Shelf Life Community Story Project
Amplifying community voices, learning from neighborhood stories, and interrupting narratives of erasure in Seattle's Central District.
Cecil Beattysmaller.jpg

Housing Options

Portrait by Henry Luke

Portrait by Henry Luke

Cecil Beatty moved to Washington state from Oklahoma, during World War II, to work as a machinist in the shipyards. In the early fifties, he bought a home on 31st and Olive, in the Madrona neighborhood (pictured here). After that, he made his living as a house painter and then working for the real estate agent, Morris Hardcastle, who had sold him his home. 

Cecil Beatty

Well, when I came here there were certain districts you could buy a home in. Like from say Madison to Jackson, from 19th down to maybe 25th. And anything outside of that, no one would loan you any money to buy a home. And since there was no homes for sale, there were no apartments for rent. So we stayed in homes, rented one bedroom. I lived in a house with four bedrooms at 16th and Jefferson, and there was four families in there, each one had a room, shared the kitchen and the bath. And that's the way we lived in 1943.

And they had what they called temporary homes, where there was no running water. You only had electricity, so you had to make a fire in the stove to heat water to wash your face or take a bath. And no refrigeration, so we went down to Columbia City and bought ice, brought it back up and put it in the ice box. 

Well there was a realtor here named Hardcastle, and he owned a real estate company at 24th and Union. Right on the corner where the big high rise going up now. So what he did was that he would buy the home in a block and then sell it to a minority, then go next door and tell the neighbor next door, "The value of your house is gonna decrease, because a black person just moved in next door. So I can get you a good price now before you go down." So naturally they would sell. They call that block busting. They did that all over the United States. Where it first started, I don't know, but I know Hardcastle did it here in Seattle. So, just one, one, one. Pretty soon we had that whole Central Area.
He belonged to that real estate club, so they put him out. They didn't want nothing to do with him. And other real estate companies, Windermere and all those places, they wouldn't even let you in the front door, you couldn't even get in the front door, no. We won't sell you any homes. 

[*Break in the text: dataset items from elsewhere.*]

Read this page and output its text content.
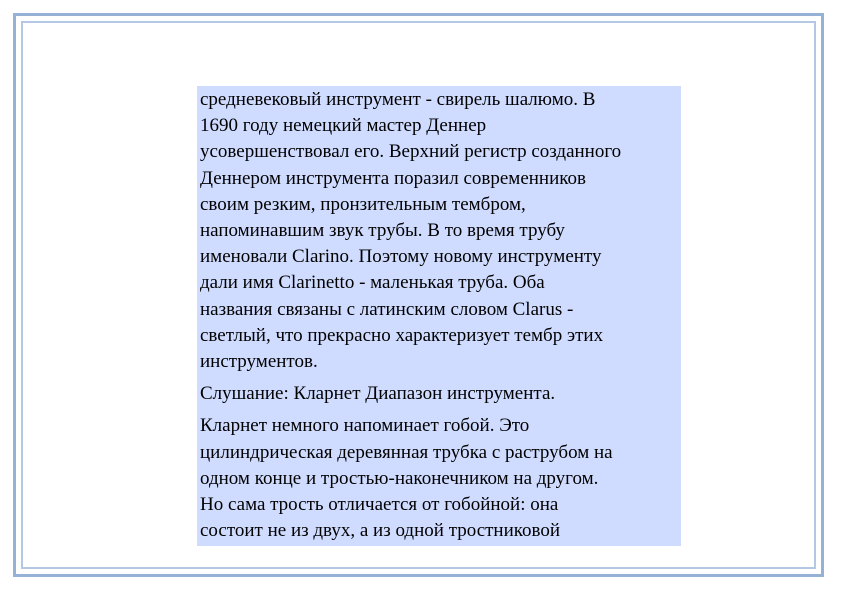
средневековый инструмент - свирель шалюмо. В
1690 году немецкий мастер Деннер
усовершенствовал его. Верхний регистр созданного
Деннером инструмента поразил современников
своим резким, пронзительным тембром,
напоминавшим звук трубы. В то время трубу
именовали Clarino. Поэтому новому инструменту
дали имя Clarinetto - маленькая труба. Оба
названия связаны с латинским словом Clarus -
светлый, что прекрасно характеризует тембр этих
инструментов.

Слушание: Кларнет Диапазон инструмента.

Кларнет немного напоминает гобой. Это
цилиндрическая деревянная трубка с раструбом на
одном конце и тростью-наконечником на другом.
Но сама трость отличается от гобойной: она
состоит не из двух, а из одной тростниковой
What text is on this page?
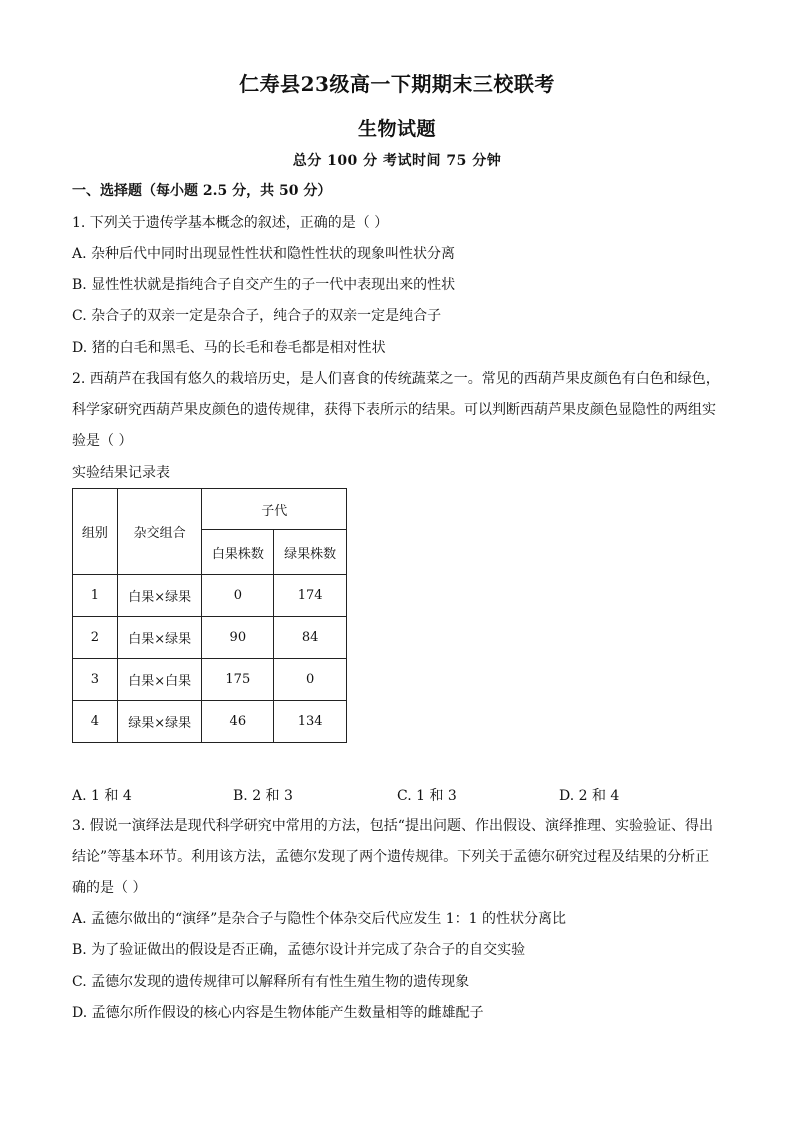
仁寿县23级高一下期期末三校联考
生物试题
总分 100 分 考试时间 75 分钟
一、选择题（每小题 2.5 分，共 50 分）
1. 下列关于遗传学基本概念的叙述，正确的是（ ）
A. 杂种后代中同时出现显性性状和隐性性状的现象叫性状分离
B. 显性性状就是指纯合子自交产生的子一代中表现出来的性状
C. 杂合子的双亲一定是杂合子，纯合子的双亲一定是纯合子
D. 猪的白毛和黑毛、马的长毛和卷毛都是相对性状
2. 西葫芦在我国有悠久的栽培历史，是人们喜食的传统蔬菜之一。常见的西葫芦果皮颜色有白色和绿色，
科学家研究西葫芦果皮颜色的遗传规律，获得下表所示的结果。可以判断西葫芦果皮颜色显隐性的两组实
验是（ ）
实验结果记录表
组别	杂交组合	子代	
		白果株数	绿果株数
1	白果×绿果	0	174
2	白果×绿果	90	84
3	白果×白果	175	0
4	绿果×绿果	46	134
A. 1 和 4	B. 2 和 3	C. 1 和 3	D. 2 和 4
3. 假说一演绎法是现代科学研究中常用的方法，包括“提出问题、作出假设、演绎推理、实验验证、得出
结论”等基本环节。利用该方法，孟德尔发现了两个遗传规律。下列关于孟德尔研究过程及结果的分析正
确的是（ ）
A. 孟德尔做出的“演绎”是杂合子与隐性个体杂交后代应发生 1：1 的性状分离比
B. 为了验证做出的假设是否正确，孟德尔设计并完成了杂合子的自交实验
C. 孟德尔发现的遗传规律可以解释所有有性生殖生物的遗传现象
D. 孟德尔所作假设的核心内容是生物体能产生数量相等的雌雄配子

But you couldn't get a loan outside of that square. They called it redlining. Now if you wanted to buy a house outside the district, like my doctor, Dr Joyner, wanted to live down on Lake Washington Boulevard, so he got a friend of his, a white lady, to buy the house. And then she quit claim deeded it over to him. That's how he moved down on Lake Washington Blvd. Otherwise, you couldn't buy a house down there.